Industrial-organizational psychologists work either for companies or as consultants to analyze current systems and plan and implement strategies to increase productivity and job satisfaction throughout the company. They use statistical analysis to study employee performance and evaluate the effects of different incentive programs and training tracks. According to the U.S. News and World Report, while the field is growing, it is currently one of the smallest branches of psychology in terms of employment. As such, professional organizations for I-O professionals like those mentioned below are important for the development of the industry.

1. Society for Industrial and Organizational Psychology

SIOP publishes resources for professionals, professors, and students, and individuals from each of these groups are welcome to join the association. They also put out press releases for the media about current events and government policy related to the field. There are different levels of membership, but all of them offer access to continuing education modules in the areas of data collection and interpretation, talent acquisition, and employee training and assessment. The SIOP website hosts a job board and a members’ forum for discussion of different methods and case studies.
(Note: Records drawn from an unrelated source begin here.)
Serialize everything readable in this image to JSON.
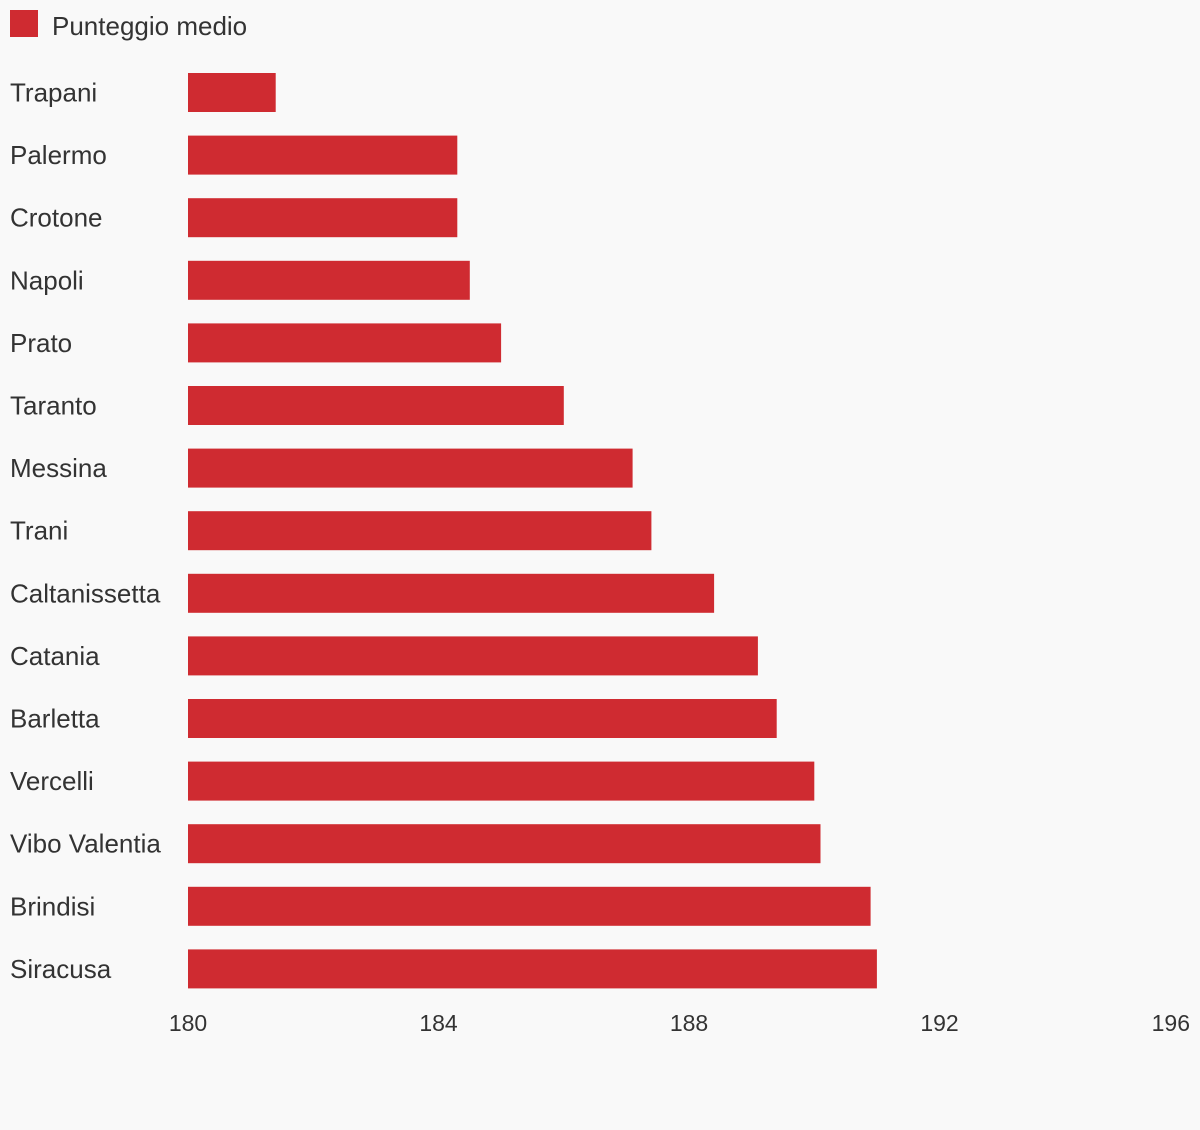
{
  "chart_data": {
    "type": "bar",
    "orientation": "horizontal",
    "categories": [
      "Trapani",
      "Palermo",
      "Crotone",
      "Napoli",
      "Prato",
      "Taranto",
      "Messina",
      "Trani",
      "Caltanissetta",
      "Catania",
      "Barletta",
      "Vercelli",
      "Vibo Valentia",
      "Brindisi",
      "Siracusa"
    ],
    "series": [
      {
        "name": "Punteggio medio",
        "color": "#cf2b31",
        "values": [
          181.4,
          184.3,
          184.3,
          184.5,
          185.0,
          186.0,
          187.1,
          187.4,
          188.4,
          189.1,
          189.4,
          190.0,
          190.1,
          190.9,
          191.0
        ]
      }
    ],
    "xlim": [
      180,
      196
    ],
    "ticks": [
      "180",
      "184",
      "188",
      "192",
      "196"
    ],
    "legend": "top-left",
    "grid": false
  }
}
2. Emotional Intelligence Consortium

This is a very selective professional group for industrial-organizational psychologists who specialize in the study of emotional intelligence in the workplace. The organization has developed numerous assessments as well as guidelines for using them with employees. While membership is limited to those who have extensive research in this sector of I-O, many resources are available for everyone in the industry, and they offer in-person training sessions and other events.

3. Human Factors and Ergonomics Society

A completely non-selective industrial-organizational psychology association, the HFES offers memberships to students, professionals, and anyone interested in the field. The group specializes in studying ways to provide the best working experience for employees. This is important to employers because happy employees generally equal more productive employees. Some topics discussed at conventions and in articles include the biomechanics of the human body, reducing physical strain, and safety concerns as well as the ways technological advancements affect employee satisfaction.

4. Society of Psychologists in Management

Industrial-organizational professionals are one of the groups of psychologists involved in business and management. This organization brings different branches of business psychology together so that they can collaborate on methods of maximizing profits while also providing a positive fulfilling environment for employees. The SPIM focuses on employee motivation and finding common ground between managers and the workforce. This organization provides a platform for discussion about management psychology topics through online forums, a YouTube channel, and conferences.

5. State and Local Organizations

Most states and some metropolitan areas have local associations for industrial-organizational professionals. The Bay Area Applied Psychologists, Chicago I/O Psychologists, Georgia Association for I-O Psychology, and Portland Industrial and Organizational Psychology Association are some examples. Since this field is just now starting to grow, these face-to-face local meetings are key to helping this area of psychology grow and professionals to feel a sense of unity.

Whether becoming a member of a general organization or one that focuses on a more specialized field, professional groups in every industry provide opportunities for career advancement and tools to keep skills up to date. This is especially important for industrial-organizational psychologists because their field is becoming increasingly relevant in the business world today.